There is a great divide between those who have lived in Rock Hall for generations and those of us who have moved here more recently.  It is a division with many features of large separation that can’t be overlooked or dismissed.  We love it here because the town reflects mid-1900 period living and gives the remoteness necessary to get away with being somewhat behind the times.  The locals want it to always remain this way, but financial and development forces are always looming.  Change will come no matter how hard you fight it.  What we need is a smart and fair balance that preserves the best things and makes use of the income to bring our infrastructure up to acceptable levels.  We also need sufficient income to re-create a rainy day fund for surprise expenses that are bound to occur.

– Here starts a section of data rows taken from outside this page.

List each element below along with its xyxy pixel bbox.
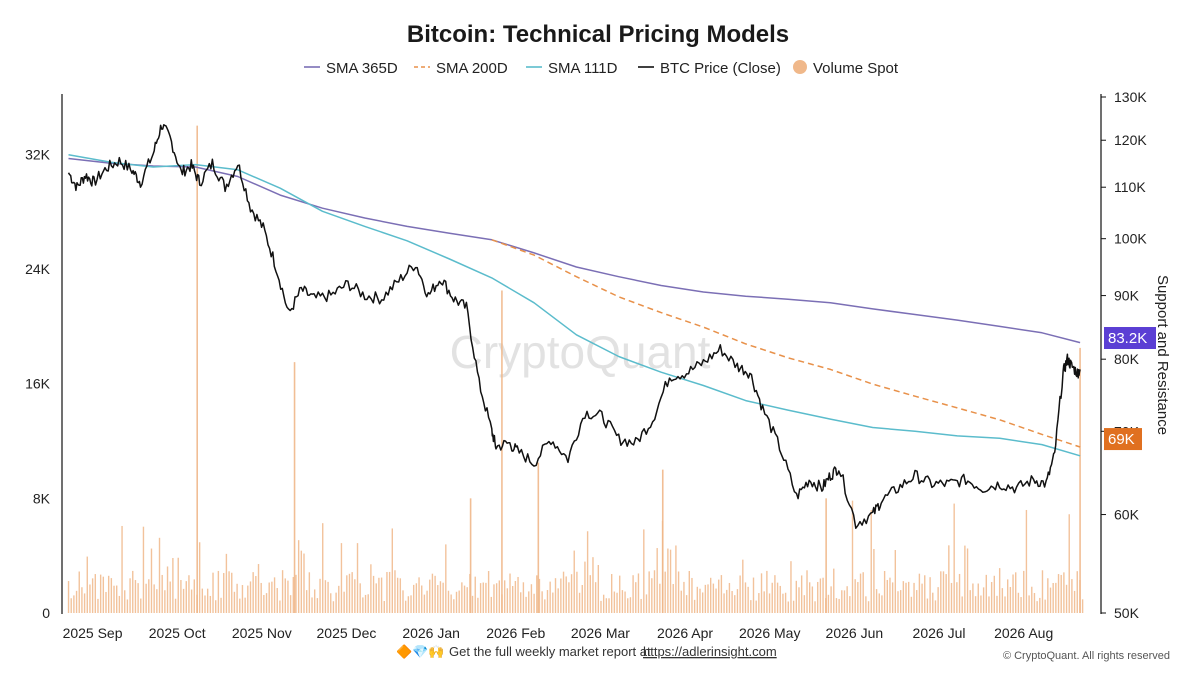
left-tick-label: 32K bbox=[25, 146, 51, 162]
right-tick-label: 50K bbox=[1114, 605, 1140, 621]
left-tick-label: 8K bbox=[33, 490, 51, 506]
right-tick-label: 110K bbox=[1114, 179, 1146, 195]
badge-label: 83.2K bbox=[1108, 330, 1147, 347]
legend-item-sma-365d[interactable]: SMA 365D bbox=[304, 60, 398, 77]
right-axis-title: Support and Resistance bbox=[1154, 275, 1171, 435]
x-tick-label: 2026 May bbox=[739, 625, 800, 641]
right-tick-label: 120K bbox=[1114, 132, 1147, 148]
legend-label: SMA 200D bbox=[436, 60, 508, 77]
chart-title: Bitcoin: Technical Pricing Models bbox=[407, 21, 789, 48]
x-tick-label: 2026 Jul bbox=[913, 625, 966, 641]
value-badges: 83.2K 69K bbox=[1104, 327, 1156, 451]
badge-bg bbox=[1104, 428, 1142, 451]
footer-emoji: 🔶💎🙌 bbox=[396, 644, 445, 659]
footer: 🔶💎🙌 Get the full weekly market report at… bbox=[396, 644, 1170, 662]
footer-link[interactable]: https://adlerinsight.com bbox=[643, 644, 777, 659]
x-tick-label: 2025 Dec bbox=[317, 625, 377, 641]
volume-bars bbox=[67, 125, 1084, 613]
badge-bg bbox=[1104, 327, 1156, 350]
legend-item-sma-111d[interactable]: SMA 111D bbox=[526, 60, 618, 77]
right-tick-label: 100K bbox=[1114, 231, 1147, 247]
x-tick-label: 2026 Apr bbox=[657, 625, 713, 641]
legend-label: Volume Spot bbox=[813, 60, 899, 77]
series-sma-200d bbox=[491, 239, 1081, 448]
x-tick-label: 2025 Sep bbox=[63, 625, 123, 641]
legend: SMA 365D SMA 200D SMA 111D BTC Price (Close… bbox=[304, 60, 899, 77]
legend-swatch bbox=[793, 60, 807, 74]
badge-label: 69K bbox=[1108, 431, 1135, 448]
right-tick-label: 130K bbox=[1114, 89, 1147, 105]
x-tick-label: 2025 Nov bbox=[232, 625, 292, 641]
legend-item-sma-200d[interactable]: SMA 200D bbox=[414, 60, 508, 77]
legend-item-volume-spot[interactable]: Volume Spot bbox=[793, 60, 899, 77]
right-axis-ticks: 50K60K70K80K90K100K110K120K130K bbox=[1101, 89, 1147, 621]
series-sma-365d bbox=[68, 157, 1081, 344]
right-tick-label: 80K bbox=[1114, 351, 1140, 367]
legend-label: SMA 111D bbox=[548, 60, 618, 77]
x-axis-ticks: 2025 Sep 2025 Oct 2025 Nov 2025 Dec 2026 Jan… bbox=[63, 625, 1054, 641]
left-tick-label: 0 bbox=[42, 605, 50, 621]
series-lines bbox=[67, 124, 1081, 529]
x-tick-label: 2026 Mar bbox=[571, 625, 630, 641]
x-tick-label: 2026 Jun bbox=[826, 625, 884, 641]
copyright: © CryptoQuant. All rights reserved bbox=[1003, 650, 1170, 662]
x-tick-label: 2026 Aug bbox=[994, 625, 1053, 641]
legend-label: SMA 365D bbox=[326, 60, 398, 77]
legend-item-btc-price-close[interactable]: BTC Price (Close) bbox=[638, 60, 781, 77]
badge-83-2k: 83.2K bbox=[1104, 327, 1156, 350]
footer-text: Get the full weekly market report at bbox=[449, 644, 651, 659]
legend-label: BTC Price (Close) bbox=[660, 60, 781, 77]
left-tick-label: 24K bbox=[25, 261, 51, 277]
series-btc-price-close bbox=[67, 124, 1081, 529]
watermark: CryptoQuant bbox=[450, 326, 711, 378]
x-tick-label: 2025 Oct bbox=[149, 625, 206, 641]
series-sma-111d bbox=[68, 154, 1081, 457]
x-tick-label: 2026 Jan bbox=[402, 625, 460, 641]
right-tick-label: 60K bbox=[1114, 507, 1140, 523]
right-tick-label: 90K bbox=[1114, 288, 1140, 304]
left-axis-ticks: 0 8K 16K 24K 32K bbox=[25, 146, 51, 621]
left-tick-label: 16K bbox=[25, 376, 51, 392]
badge-69k: 69K bbox=[1104, 428, 1142, 451]
x-tick-label: 2026 Feb bbox=[486, 625, 545, 641]
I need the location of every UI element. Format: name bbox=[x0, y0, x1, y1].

We urge Rock Hall residents to VOTE.  Get informed and pick the best candidate for the job.



Dawn Jacobs and Art Kendall both made very much the same plea for civility, better financial planning and for bringing back governmental functionality in Rock Hall.  The current Mayor, Brian Jones, was notably absent.  One is left to assume he believes he will simply get re-elected by the large following of citizens that he feels are in his corner.  This may or may not be the case.  We wanted a complete forum, but those in attendance learned what these two hopefuls have in their minds.  We did have a truly exceptional hour of two candidates expressing their points of view.  That’s what CBG is known for.


Both had somewhat equal plans.  Both made their case with truly intense attention paid by Kent CBG participants.  It was elevating to hear two people speak so well of Rock Hall and both agreed much can be done by putting the government there back into working order.  It will take some sacrifice and there will be some increase in taxes, but neither expressed any doubt about turning the situation around.


We hope everyone will go hear the League of Women voters forum which is coming up soon with all three candidates.  The current Mayor needs to be heard and ought to explain about some of the past history under his leadership.  The citizens need to decide if new faces equate to better things, or if the status quo is what works.  The writer believes we need new approaches, civility and better planning.  Let’s see how the election goes.